At a table in a restaurant, a diner leans forward and speaks to her companion. Within seconds, her companion is also leaning forward, the two of them mirror images. Elsewhere a conference participant stands to ask a question, his words emphasized by sweeping gestures. As the speaker responds, she uses the same sweeping gestures and incorporates some of the questioner's own words into her reply. During a meeting, one team member raises his voice in enthusiasm. As others speak, their voices, too, reach the same level of animation. What is going on here?

It's mirroring, the practice of matching or reflecting the posture, gestures, words or tone of another. Most of us tend to do it naturally around those to whom we are close, and the practice appears to be a way of building rapport, showing interest, and affirming relationships. It signals acceptance or support, a sense of concern, a desire to remove the obstacles that so often impede communication. It helps establish trust. The person you are mirroring feels your respect, approval, or regard.

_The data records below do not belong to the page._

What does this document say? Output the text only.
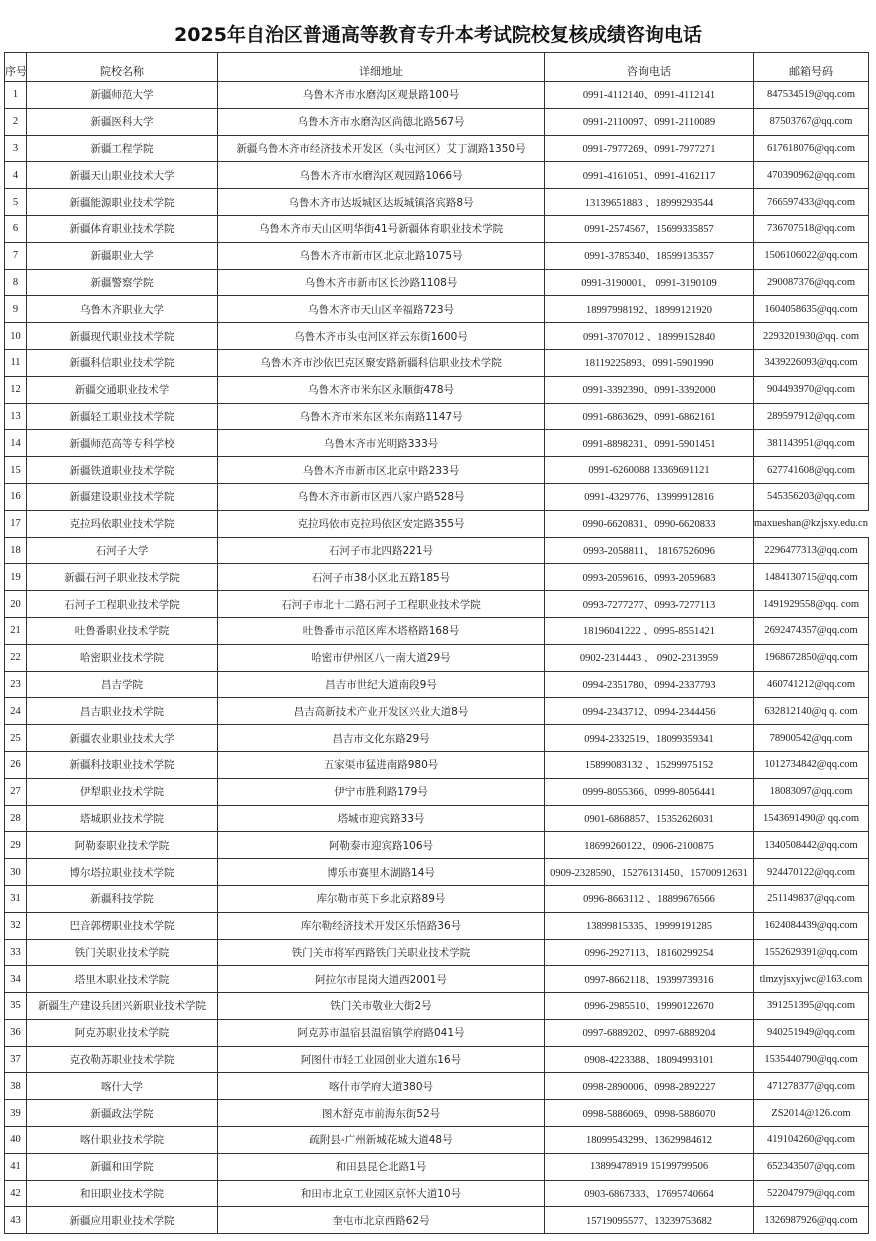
2025年自治区普通高等教育专升本考试院校复核成绩咨询电话
序号	院校名称	详细地址	咨询电话	邮箱号码
1	新疆师范大学	乌鲁木齐市水磨沟区观景路100号	0991-4112140、0991-4112141	847534519@qq.com
2	新疆医科大学	乌鲁木齐市水磨沟区尚德北路567号	0991-2110097、0991-2110089	87503767@qq.com
3	新疆工程学院	新疆乌鲁木齐市经济技术开发区（头屯河区）艾丁湖路1350号	0991-7977269、0991-7977271	617618076@qq.com
4	新疆天山职业技术大学	乌鲁木齐市水磨沟区观园路1066号	0991-4161051、0991-4162117	470390962@qq.com
5	新疆能源职业技术学院	乌鲁木齐市达坂城区达坂城镇洛宾路8号	13139651883 、18999293544	766597433@qq.com
6	新疆体育职业技术学院	乌鲁木齐市天山区明华街41号新疆体育职业技术学院	0991-2574567，15699335857	736707518@qq.com
7	新疆职业大学	乌鲁木齐市新市区北京北路1075号	0991-3785340、18599135357	1506106022@qq.com
8	新疆警察学院	乌鲁木齐市新市区长沙路1108号	0991-3190001、 0991-3190109	290087376@qq.com
9	乌鲁木齐职业大学	乌鲁木齐市天山区辛福路723号	18997998192、18999121920	1604058635@qq.com
10	新疆现代职业技术学院	乌鲁木齐市头屯河区祥云东街1600号	0991-3707012 、18999152840	2293201930@qq. com
11	新疆科信职业技术学院	乌鲁木齐市沙依巴克区聚安路新疆科信职业技术学院	18119225893、0991-5901990	3439226093@qq.com
12	新疆交通职业技术学	乌鲁木齐市米东区永顺街478号	0991-3392390、0991-3392000	904493970@qq.com
13	新疆轻工职业技术学院	乌鲁木齐市米东区米东南路1147号	0991-6863629、0991-6862161	289597912@qq.com
14	新疆师范高等专科学校	乌鲁木齐市光明路333号	0991-8898231、0991-5901451	381143951@qq.com
15	新疆铁道职业技术学院	乌鲁木齐市新市区北京中路233号	0991-6260088 13369691121	627741608@qq.com
16	新疆建设职业技术学院	乌鲁木齐市新市区西八家户路528号	0991-4329776、13999912816	545356203@qq.com
17	克拉玛依职业技术学院	克拉玛依市克拉玛依区安定路355号	0990-6620831、0990-6620833	maxueshan@kzjsxy.edu.cn
18	石河子大学	石河子市北四路221号	0993-2058811、 18167526096	2296477313@qq.com
19	新疆石河子职业技术学院	石河子市38小区北五路185号	0993-2059616、0993-2059683	1484130715@qq.com
20	石河子工程职业技术学院	石河子市北十二路石河子工程职业技术学院	0993-7277277、0993-7277113	1491929558@qq. com
21	吐鲁番职业技术学院	吐鲁番市示范区库木塔格路168号	18196041222 、0995-8551421	2692474357@qq.com
22	哈密职业技术学院	哈密市伊州区八一南大道29号	0902-2314443 、 0902-2313959	1968672850@qq.com
23	昌吉学院	昌吉市世纪大道南段9号	0994-2351780、0994-2337793	460741212@qq.com
24	昌吉职业技术学院	昌吉高新技术产业开发区兴业大道8号	0994-2343712、0994-2344456	632812140@q q. com
25	新疆农业职业技术大学	昌吉市文化东路29号	0994-2332519、18099359341	78900542@qq.com
26	新疆科技职业技术学院	五家渠市猛进南路980号	15899083132 、15299975152	1012734842@qq.com
27	伊犁职业技术学院	伊宁市胜利路179号	0999-8055366、0999-8056441	18083097@qq.com
28	塔城职业技术学院	塔城市迎宾路33号	0901-6868857、15352626031	1543691490@ qq.com
29	阿勒泰职业技术学院	阿勒泰市迎宾路106号	18699260122、0906-2100875	1340508442@qq.com
30	博尔塔拉职业技术学院	博乐市赛里木湖路14号	0909-2328590、15276131450、15700912631	924470122@qq.com
31	新疆科技学院	库尔勒市英下乡北京路89号	0996-8663112 、18899676566	251149837@qq.com
32	巴音郭楞职业技术学院	库尔勒经济技术开发区乐悟路36号	13899815335、19999191285	1624084439@qq.com
33	铁门关职业技术学院	铁门关市将军西路铁门关职业技术学院	0996-2927113、18160299254	1552629391@qq.com
34	塔里木职业技术学院	阿拉尔市昆岗大道西2001号	0997-8662118、19399739316	tlmzyjsxyjwc@163.com
35	新疆生产建设兵团兴新职业技术学院	铁门关市敬业大街2号	0996-2985510、19990122670	391251395@qq.com
36	阿克苏职业技术学院	阿克苏市温宿县温宿镇学府路041号	0997-6889202、0997-6889204	940251949@qq.com
37	克孜勒苏职业技术学院	阿图什市轻工业园创业大道东16号	0908-4223388、18094993101	1535440790@qq.com
38	喀什大学	喀什市学府大道380号	0998-2890006、0998-2892227	471278377@qq.com
39	新疆政法学院	图木舒克市前海东街52号	0998-5886069、0998-5886070	ZS2014@126.com
40	喀什职业技术学院	疏附县-广州新城花城大道48号	18099543299、13629984612	419104260@qq.com
41	新疆和田学院	和田县昆仑北路1号	13899478919 15199799506	652343507@qq.com
42	和田职业技术学院	和田市北京工业园区京怀大道10号	0903-6867333、17695740664	522047979@qq.com
43	新疆应用职业技术学院	奎屯市北京西路62号	15719095577、13239753682	1326987926@qq.com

SYNCHRONICITY: POSTURE, GESTURES, AND STANCE

Mirroring or synchronous body language can take any of several forms. One of them is imitating the posture, stance, or gestures of another. Leaning forward a few seconds after a tablemate does, folding your hands to match the position of a colleague's hands or bending your head slightly to the right just after a responder has bent his to the left can all help create rapport. These actions indicate that you are in sync with another. When one person in a conversation stands taller and straightens his shoulders and others follow, the entire group is likely to feel a stronger bond.

RECIPROCITY: FACIAL EXPRESSIONS

Facial expressions offer many opportunities for mirroring. When someone smiles at you, you usually return the smile. As you mirror that smile, a bond is formed, even if the two of you are simply strangers thumping cantaloupe in the produce aisle. In a presentation or meeting, reflecting another's raised eyebrows, nod, or twist of the mouth shows that you recognize the feeling expressed, that you are interested and concerned. That recognition acknowledges and deepens respect and trust.

MUTUALITY: WORDS AND TONE

But you can also use words and tone to mirror. During a Q&A, incorporating some words or phrases from the question into your response helps you align yourself with the questioner and gain a measure of acceptance and support. Do the same in conferences and discussions—it shows that you are all speaking the same language. Matching the tone and inflection used by another person also helps establish mutuality; you can pace the speed of your speech and modulate your voice, for instance, to mirror the other's delivery.

OBSERVE AND PRACTICE

The next time you're at a restaurant or a concert, a conference or a meeting, watch how people move and mirror. It's almost a dance, a dance choreographed by the human need to accept and be accepted, to respect and be respected, to understand and be understood. Practice mirroring as a communication technique, a way of sending nonverbal signals that advance your message.

It's one of the many ways we bond, for a moment or a lifetime, and one of the many ways we let others know we recognize the importance of that bond.